I am firing kernels with
queue.enqueueNDRangeKernel(kernel_histogram, cl::NullRange, cl::NDRange(1080), cl::NDRange(1));
When local size of histogram is set to 256 * sizeof(cl_int) speed of this computation is (through nvidia nsight performance analysis) 11 675 microseconds.
Because local workgroup size is set to one. I tried increase local workgroup size to 8. But when i increase local size of histogram to 256 * 8 * sizeof(cl_int) and compute with local wg size 1. I get 85 177 microseconds.
So when i fire it with 8 kernels per workgroup i dont get speedup from 11ms but from 85ms. So final speed with 8 kernels per worgroup is 13 714 microseconds.
But when i create computation bug, set local_offset to zero and size of local histogram is 256 * sizeof(cl_int) and use 8 kernels per workgroup i get much better time - 3 854 microsec.
Does anybody have some ideas to speed up this computation ?
Thanks!
This answer assumes you want to eventually reduce your histogram all the way down to 256 int values. You call the kernel with as many work groups as you have compute units on your device, and group size should be (as always) a multiple of CL_KERNEL_PREFERRED_WORK_GROUP_SIZE_MULTIPLE on the device.
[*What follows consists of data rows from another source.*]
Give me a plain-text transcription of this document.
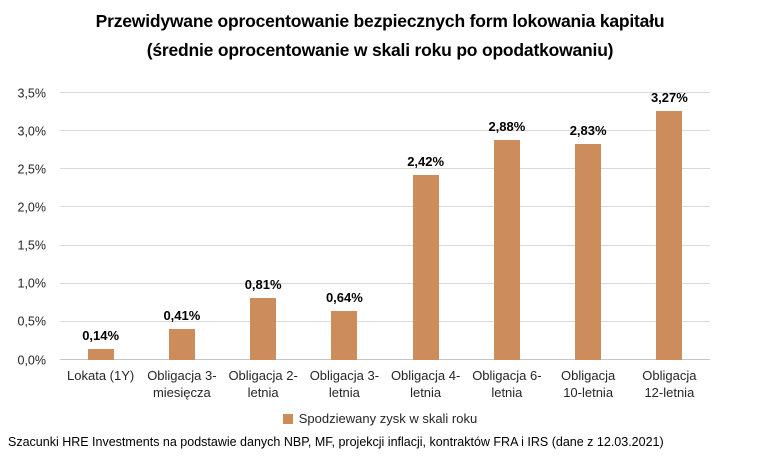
Przewidywane oprocentowanie bezpiecznych form lokowania kapitału
(średnie oprocentowanie w skali roku po opodatkowaniu)
0,0%
0,5%
1,0%
1,5%
2,0%
2,5%
3,0%
3,5%
0,14%
0,41%
0,81%
0,64%
2,42%
2,88%	2,83%
3,27%
Lokata (1Y) Obligacja 3-miesięcza
Obligacja 2-letnia
Obligacja 3-letnia
Obligacja 4-letnia
Obligacja 6-letnia
Obligacja 10-letnia
Obligacja 12-letnia
Spodziewany zysk w skali roku
Szacunki HRE Investments na podstawie danych NBP, MF, projekcji inflacji, kontraktów FRA i IRS (dane z 12.03.2021)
__kernel void histogram(__global struct gray * input, __global int * global_hist){
int group_id = get_group_id(0);
int num_groups = get_num_groups(0);
int local_id = get_local_id(0);
int local_size = get_local_size(0);
volatile __local int histogram[256];
int i;
for(i=local_id; i<256; i+=local_size){
histogram[i] = 0;
}
int rowNum, colNum, value, global_hist_offset
for(rowNum = group_id; rowNum < 1080; rowNum+=num_groups){
for(colNum = local_id; colNum < 1920; colNum += local_size){
value = input[rowNum*1920 + colNum].i;
atomic_inc(histogram[input]);
}
}
barrier(CLK_LOCAL_MEM_FENCE);
global_hist_offset = group_id * 256;
for(i=local_id; i<256; i+=local_size){
global_hist[global_hist_offset + i] = histogram[i];
}
}
Each work group works cooperatively on one row of the image at a time. Then the group moves on to another row, calculated using the num_groups value. This will work well no matter how many groups you have. For example, if you have 7 compute units, group 3 (the forth group) will start on row 3 in the image, and then every 7th row thereafter. Group 3 would compute 153 rows in total, and its final row would be row 1074. Some work groups may compute 1 more row -- groups 0 and 1 in this example.
The same interlacing is done within the work group when looking at the columns of the image. in the colNum loop, the Nth work item starts at column N, and skips ahead by local_size columns. The remainder for this loop shouldn't come in to play as often, because CL_KERNEL_PREFERRED_WORK_GROUP_SIZE_MULTIPLE will likely be a factor of 1920. Try all work group sizes from (1..X) * CL_KERNEL_PREFERRED_WORK_GROUP_SIZE_MULTIPLE up to the maximum work group size for your device.
One final point about this kernel: the results are not identical to your original kernel. Your global_hist array is 1080 * 256 integers. The one I have needs to be num_groups * 256 integers. This helps if you want a full reduction, because there is much less to add after the kernel executes.